The Drama Triangle: woman cross with husband

Hubbie gets in from work, dinner’s overdone and he lets rip to his wife. She’s ‘always’ burning food, he shouts. She retaliates with a ‘yeah but’ – can’t he see their son’s upset and needing some help with a fall-out with a friend at school? He comes back with something like ‘You’re for ever pandering to that child.’ She bursts into tears and calls him a bully, and he loses it and tells how hard he has to work and yet she can’t even get the dinner on the table right. And so the merry matrimonial dance carries on… A typical example of The Drama Triangle.

This is a pattern of dysfunctional behaviour that psychologist Stephen Karpman came up with in the 1960s that we so predictably display when we get sucked into interpersonal drama. Karpman recognised how entertaining and addictive our relationship conflicts can be – despite being psychologically harmful.

Karpman teaches that there tend to be three roles in a conflict, hence The Drama Triangle:

Victim The first and most familiar role is the victim. Not an actual victim, of course, but just someone who feels as if they are being victimised, or someone who is acting as if they are being persecuted (the wife here). Victims often feel oppressed and helpless. Deep down, they tend to feel shame. They are often self-pitying. They act as though they are powerless, and as such are often our neediest (and most toxic and draining) friends and relatives.

Persecutor Victims typically identify a persecutor, someone who they believe is victimising them. Persecutors are represented as controlling and critical. When we take on the role of persecutor ourselves often we act angry, rigid and superior.

Rescuer Every victim has a rescuer who works diligently to save them from mistreatment. Although it can feel good to play a rescuing role – because attempting to help others can make us feel good – rescuers don’t really help. Although their intentions may be good (they may even get a ‘high’ from helping out), they are the ultimate enablers, keeping victims stuck in their roles as victims.

 The power play of The Drama Triangle

All of these roles are tempting because they give us a sense of power (even if it is false power). Victims get to claim innocence, they gain the doting attention of their rescuer, and they avoid taking responsibility for their own lives and their own outcomes. Persecutors get to sit in the power seat, feeling superior.

Rescuers feel righteous anger and empathy, and so they also get to feel superior to both the victim and the persecutor. And while rescuers avoid the negative shadow that hangs over victims and persecutors, the rescuer role is not healthy either, because focusing on someone else’s conflicts is usually an excuse to ignore their own problems. Rescuers usually have a stake in keeping the victim feeling helpless and weak. In the end the rescuer keeps the victim feeling like a victim by giving them permission to avoid changing or taking responsibility for their own lives.

These roles are so ingrained in our daily lives that we don’t even see them; we just seamlessly (and unconsciously) step into them. But they are like junk food, providing only temporary stimulation and a quick shot in the arm of power, leaving us weaker in the long run.

Breaking The Drama Triangle
So what can we do instead of taking on these dysfunctional roles in The Drama Triangle? Most obvious solution is simply not to engage. Getting involved in an interpersonal drama like the one between the husband and wife over dinner is always a choice. One option would be to just to ignore the angry husband’s comments, or assertively ask for help with dinner, or get him to take on the chat with the son.

Having burnt the dinner the wife understandably had a hard time not engaging with the husband’s anger.

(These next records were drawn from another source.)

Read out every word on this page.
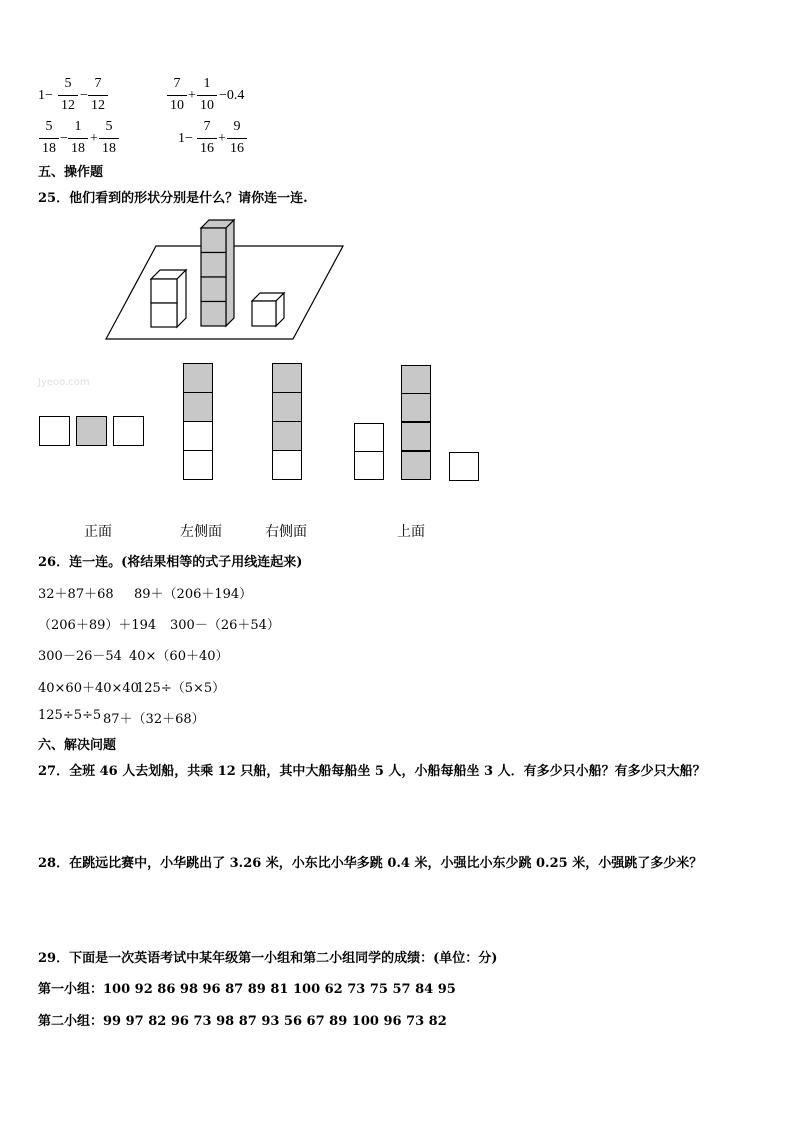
1−
5
12
−
7
12
7
10
+
1
10
−0.4
5
18
−
1
18
+
5
18
1−
7
16
+
9
16
五、操作题
25．他们看到的形状分别是什么？请你连一连.
Jyeoo.com
正面	左侧面	右侧面	上面
26．连一连。(将结果相等的式子用线连起来)
32＋87＋68 89＋（206＋194）
（206＋89）＋194 300－（26＋54）
300－26－54 40×（60＋40）
40×60＋40×40
125÷（5×5）
125÷5÷5 87＋（32＋68）
六、解决问题
27．全班 46 人去划船，共乘 12 只船，其中大船每船坐 5 人，小船每船坐 3 人．有多少只小船？有多少只大船？
28．在跳远比赛中，小华跳出了 3.26 米，小东比小华多跳 0.4 米，小强比小东少跳 0.25 米，小强跳了多少米？
29．下面是一次英语考试中某年级第一小组和第二小组同学的成绩：(单位：分)
第一小组：100 92 86 98 96 87 89 81 100 62 73 75 57 84 95
第二小组：99 97 82 96 73 98 87 93 56 67 89 100 96 73 82
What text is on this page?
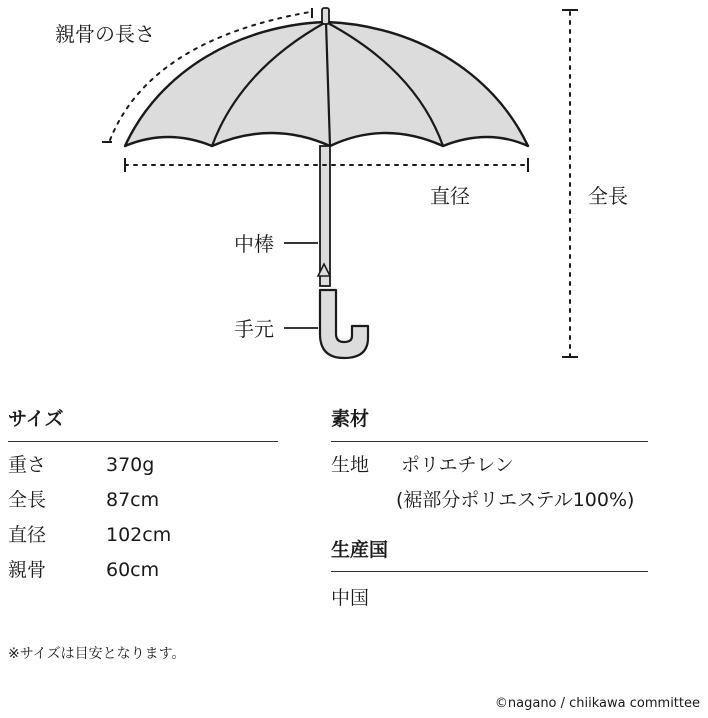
親骨の長さ
直径	全長
中棒
手元
サイズ
重さ	370g
全長	87cm
直径	102cm
親骨	60cm
素材
生地 ポリエチレン
(裾部分ポリエステル100%)
生産国
中国
※サイズは目安となります。
©nagano / chiikawa committee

But in this drama the prevailing belief of the couple is that dad has a right to dinner cooked on time, mum’s chief role is looking after the child (rescuer) and that dad will be critical if that doesn’t happen (persecutor) and mum will feel she has no choice and feel pressured into it (victim).

But, say pychologists, shift the role we play in a conflict and the outcome will be altogether different. Here’s how to you could potentially alter your role from dysfunctional to constructive.

Victims can become creators. Instead of succumbing to the temptation to wallow in the unfairness of it all, we can go from problem-oriented to outcome-oriented. What is it that we want to gain in this situation or relationship? When we take responsibility for the role we play in challenging situations, and for our lives, we trade the false power of victimhood for the real power that comes from creating the life we want.

Persecutors can become, or be seen as, challengers. Persecutors are people (or situations) that force the victim (now a creator) to clarify their needs, and focus on their own learning and personal growth. Challengers always tell the truth, even when it is painful.

Rescuers can become coaches. The key difference between a rescuer and a coach is that the coach sees the creator as capable of making choices and of solving their own problems. A coach asks questions that help the creator to see the possibilities for positive action, and to focus on what they do want instead of what they do not want.

Adapted from mindfulness.org

An effective way of exploring your typical role play in The Drama 
Triangle is through mindfulness. People who practise mindfulness 
learn not to engage in the typical games people play, and they 
seamlessly redefine their own behaviour.